Soziologen / Psychologen
Hans Joas
Horst-Eberhard Richter
7.
Theologen / Kirchenvertreter
Hans-Martin Barth
Heinrich Bedford-Strohm
Roman Bleistein SJ
Eugen Drewermann
Karl-Josef Kuschel
Hans Küng
Jörg Lauster
Thomas Löhr
Reinhard Marx
Johanna Rahner
Michael Seewald
Magnus Striet
8.
Humanisten
Helmut Fink
Arek Platzek
Michael Schmidt-Salomon
Frieder Wolf
Für jemanden, der gerne Briefe schreibt, stellen sich die Fragen: Was macht den Reiz meines Schreibens aus, an wen richte ich mich, wer ist mein nächstes »Opfer«? Und weiter – wenn es nicht um den Austausch relativ banaler persönlicher Erlebnisse geht – welche Themen treiben mich an, wie erkläre ich mein Anliegen, meine Argumente dem Gegenüber? Und wenn ich geschrieben habe – wie nimmt mein Gegenüber das auf, ist der Angesprochene bereit, sich auf meine Argumentationen einzulassen und womöglich in einen Dialog einzutreten? Daraus folgernd: Hat mein Schreiben überhaupt einen Sinn, eine Wirkung oder verlieren sich meine Worte im Nichts?

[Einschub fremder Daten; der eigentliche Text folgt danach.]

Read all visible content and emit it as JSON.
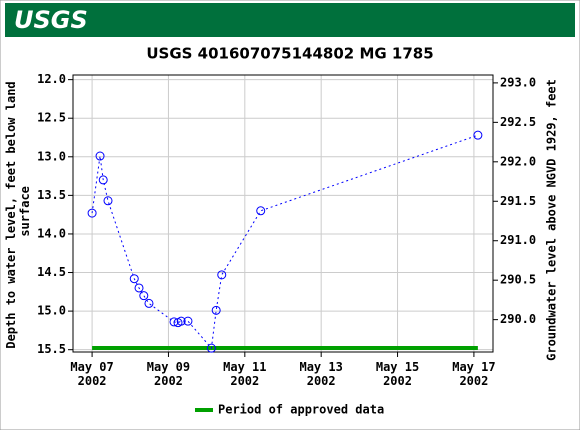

Der Reiz des Briefschreibens ist das persönliche Gegenüber, jemand, den man sich vorstellen und auf dessen Argumente man sich einlassen kann. Der stilistische Reiz ist die Gesprächsform. Sie ist lebendiger als jede sachliche Abhandlung, veröffentlicht in einem »Medienorgan«. Hinzu kommt der Zwang, die eigene Position für sich selbst zu schärfen und sie überzeugend verständlich zu machen.
Vorliegende Briefe wandten sich an ein breites Spektrum von Adressaten. Anknüpfungspunkte waren deren Aussagen in Zeitungen oder Interviews, die zu kritischen Anmerkungen reizten. Vorwiegend – aber nicht nur – ging es um weltanschauliche Fragen, meistens bezogen auf Positionen des christlich religiösen Weltbilds und dessen humanistisch säkularer Gegenseite. Zugleich war es der Versuch, den eigenen Gegenentwurf eines »polaren Weltbilds« einzubringen, schmackhaft zu machen..
Was waren die Reaktionen? Nur selten kam es zu einem Dialog. Die meisten Angesprochenen schwiegen. Müßig, dieses Schweigen zu interpretieren. Desinteressiertes Schweigen? Betroffenes Schweigen? Sprachloses Schweigen…?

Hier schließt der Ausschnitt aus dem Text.